Komplexe Systeme und Knotenpunkte der Imagination: Die Bedeutung von Städten

Im Jahr 2020 leben geschätzt 56% der Weltbevölkerung in Städten,2 was impliziert, dass eine (in diesem Fall von den vereinten Nationen definierte)3 ‚urbane‘ Lebenserfahrung nun für die Mehrheit der globalen Bevölkerung die Norm darstellt. Stadt ist selbstverständlich nicht gleich Stadt: kleinere und größere Städte unterscheiden sich in vielerlei Hinsicht in ihrer infrastrukturellen, ökonomischen, politischen und sozialen Strukturierung – und daher auch in den Lebenserfahrungen, die man in ihnen machen kann.4 Dennoch überwiegen die Gemeinsamkeiten gegenüber der (hier ex negativo definierten) Raumkategorie, in der die restlichen 44% der Menschheit ihr Lebensumfeld finden: dem ‚Land‘ bzw. ländlichen Regionen. Egal, wie ‚klein‘ eine Ansiedlung sein mag, als ‚Stadt‘ erfüllt sie unabhängig von ihrer Größe (so z.B. in Dänemark historisch schon ab einer Bevölkerung von 200)5 wichtige politische, ökonomische und kulturelle Funktionen für ihre weniger dicht besiedelte Umgebung. Städte dienen als Sammelbecken für politische, religiöse und kulturelle EntscheidungsträgerInnen und Institutionen, spezialisierte Arbeitskräfte und Handelsmöglichkeiten, sie ziehen Rohstoffe an und geben einen Teil von diesen in Form von verarbeiteten Waren sowie diversen Formen von Kapital ab – nicht umsonst werden sie als komplexe, offene, von Energie- und Ressourcenkreisläufen geprägte Systeme auch mitunter mit Organismen verglichen.6

Doch Städte beeinflussen das Leben von Menschen nicht nur durch ihre materiellen Eigenschaften und Strukturen – Infrastruktur, Architektur, Produktionsstätten, Institutionen –, sondern auch auf symbolisch-diskursiver Ebene: Städte bündeln Aufmerksamkeit, katalysieren soziale und kulturelle Kommunikation und werden dadurch nicht nur zu bevorzugten Produktionsorten von diskursiver Aktivität, sondern auch zu einem zentralen Zielpunkt derselben.7 Mediale Darstellungen von Städten – ob im Uruk des Gilgamesch-Epos, den heilsgeschichtlich gedeuteten Städten der Bibel, den Provinzstädten der europäischen Literatur Ende des 19. Jahrhunderts,8 den Metropolen moderner Dys- und Utopien oder den zahllosen fiktiven Städten von Fantasy und Science-Fiction, – sind auch immer (zuspitzende) Darstellungen und Verhandlungsorte von Gesellschaft.
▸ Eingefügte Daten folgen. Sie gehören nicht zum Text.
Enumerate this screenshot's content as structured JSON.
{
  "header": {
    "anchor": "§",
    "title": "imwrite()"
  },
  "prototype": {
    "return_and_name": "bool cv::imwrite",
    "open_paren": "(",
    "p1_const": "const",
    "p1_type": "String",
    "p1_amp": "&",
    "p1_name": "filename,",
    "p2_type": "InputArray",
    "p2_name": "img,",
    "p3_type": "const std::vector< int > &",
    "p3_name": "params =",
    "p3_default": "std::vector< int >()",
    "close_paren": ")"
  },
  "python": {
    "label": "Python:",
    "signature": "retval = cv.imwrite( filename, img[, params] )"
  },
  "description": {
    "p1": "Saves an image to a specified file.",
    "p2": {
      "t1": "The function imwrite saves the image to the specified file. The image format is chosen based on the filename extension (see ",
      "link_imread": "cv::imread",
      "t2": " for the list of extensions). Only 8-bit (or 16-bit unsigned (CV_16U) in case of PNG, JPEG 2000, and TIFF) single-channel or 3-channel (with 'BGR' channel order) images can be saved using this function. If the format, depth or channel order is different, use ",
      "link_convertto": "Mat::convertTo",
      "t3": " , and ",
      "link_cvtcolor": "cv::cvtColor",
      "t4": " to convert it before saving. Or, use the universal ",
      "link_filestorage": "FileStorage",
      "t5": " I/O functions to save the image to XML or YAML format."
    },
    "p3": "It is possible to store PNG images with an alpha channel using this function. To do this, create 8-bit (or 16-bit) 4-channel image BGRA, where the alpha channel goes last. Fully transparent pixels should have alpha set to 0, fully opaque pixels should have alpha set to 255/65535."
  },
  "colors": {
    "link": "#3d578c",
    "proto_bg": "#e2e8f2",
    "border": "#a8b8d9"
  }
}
Konsequenzen: Die Analyse von Städten im Computerspiel

Umfassende Analysen medialer Stadt-Darstellungen sind auch deshalb ein anspruchsvolles Vorhaben, weil sie vonseiten der ForscherIn nicht nur ein ausgeprägtes Wissen über das Werk, eventuell als Vorbild der Darstellung dienende Städte und deren System-Dynamik sowie die medialen Potenziale des genutzten Mediums voraussetzen, sondern auch extensives Vorwissen zur Kulturgeschichte der Stadt allgemein, Architekturgeschichte und -semiotik sowie Genrewissen über Darstellungskonventionen relevanter Genres und Gattungen verlangen.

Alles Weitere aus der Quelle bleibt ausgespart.